Monitoring for Treatment Efficacy

Regular measurements of proteinuria, serum creatinine, and complement levels, as well as periodic renal biopsies in selected cases to assess histological response, and adjustments to the therapeutic regimen.

Addressing Non-Adherence

Non-adherence to therapy is a significant cause of treatment failure. Providing patients with education about their disease, simplifying treatment regimens, and addressing psychosocial barriers are important strategies to improve adherence.
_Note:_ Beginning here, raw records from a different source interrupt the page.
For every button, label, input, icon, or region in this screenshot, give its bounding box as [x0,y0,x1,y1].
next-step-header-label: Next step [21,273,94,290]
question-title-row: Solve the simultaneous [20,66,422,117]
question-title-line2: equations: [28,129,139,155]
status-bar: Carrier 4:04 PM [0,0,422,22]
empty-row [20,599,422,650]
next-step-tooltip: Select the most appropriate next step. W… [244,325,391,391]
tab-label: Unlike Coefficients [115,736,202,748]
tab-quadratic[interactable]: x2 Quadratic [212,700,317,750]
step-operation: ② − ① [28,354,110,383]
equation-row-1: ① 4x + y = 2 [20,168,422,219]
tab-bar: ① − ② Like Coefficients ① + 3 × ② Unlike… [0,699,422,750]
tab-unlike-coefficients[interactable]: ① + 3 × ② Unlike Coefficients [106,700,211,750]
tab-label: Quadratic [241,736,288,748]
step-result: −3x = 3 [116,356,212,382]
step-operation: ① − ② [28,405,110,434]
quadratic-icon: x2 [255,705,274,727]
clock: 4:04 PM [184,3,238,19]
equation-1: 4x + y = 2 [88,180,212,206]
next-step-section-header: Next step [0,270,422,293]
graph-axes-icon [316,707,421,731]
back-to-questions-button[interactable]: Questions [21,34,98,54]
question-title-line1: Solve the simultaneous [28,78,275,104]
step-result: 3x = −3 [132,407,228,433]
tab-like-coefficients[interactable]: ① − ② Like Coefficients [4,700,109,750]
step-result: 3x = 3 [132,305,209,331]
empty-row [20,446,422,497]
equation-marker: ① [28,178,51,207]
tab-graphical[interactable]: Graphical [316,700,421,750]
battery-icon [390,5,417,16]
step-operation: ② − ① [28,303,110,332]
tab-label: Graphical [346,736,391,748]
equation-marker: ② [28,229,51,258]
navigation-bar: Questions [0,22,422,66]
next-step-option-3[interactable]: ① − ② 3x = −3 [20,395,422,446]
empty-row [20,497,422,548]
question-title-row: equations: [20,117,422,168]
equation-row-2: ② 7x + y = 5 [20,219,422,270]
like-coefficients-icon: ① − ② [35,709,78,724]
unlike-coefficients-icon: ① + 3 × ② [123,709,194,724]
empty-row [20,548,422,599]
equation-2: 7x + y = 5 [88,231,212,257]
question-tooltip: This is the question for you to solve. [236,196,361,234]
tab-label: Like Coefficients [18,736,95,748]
Infection Prophylaxis and Vaccination

What is the Prognosis

The prognosis of DTT LN is generally less favorable compared to treatment-responsive lupus nephritis.
Up to 30-40% of patients with refractory disease may progress to ESRD within a few years of diagnosis. The 10-year renal survival (the time until the patient progresses to ESRD or requires dialysis) is often <50%, which contrasts sharply with the much higher survival rates seen in treatment-responsive lupus nephritis.
Overall Mortality Rates are higher than in those with treatment-responsive disease. probably due to the disease itself, infections related to immunosuppression, cardiovascular disease, and thrombotic events.
The uncertainty of disease progression, coupled with the challenges of managing a chronic illness, can lead to anxiety, depression, work-life imbalance and other psychosocial issues.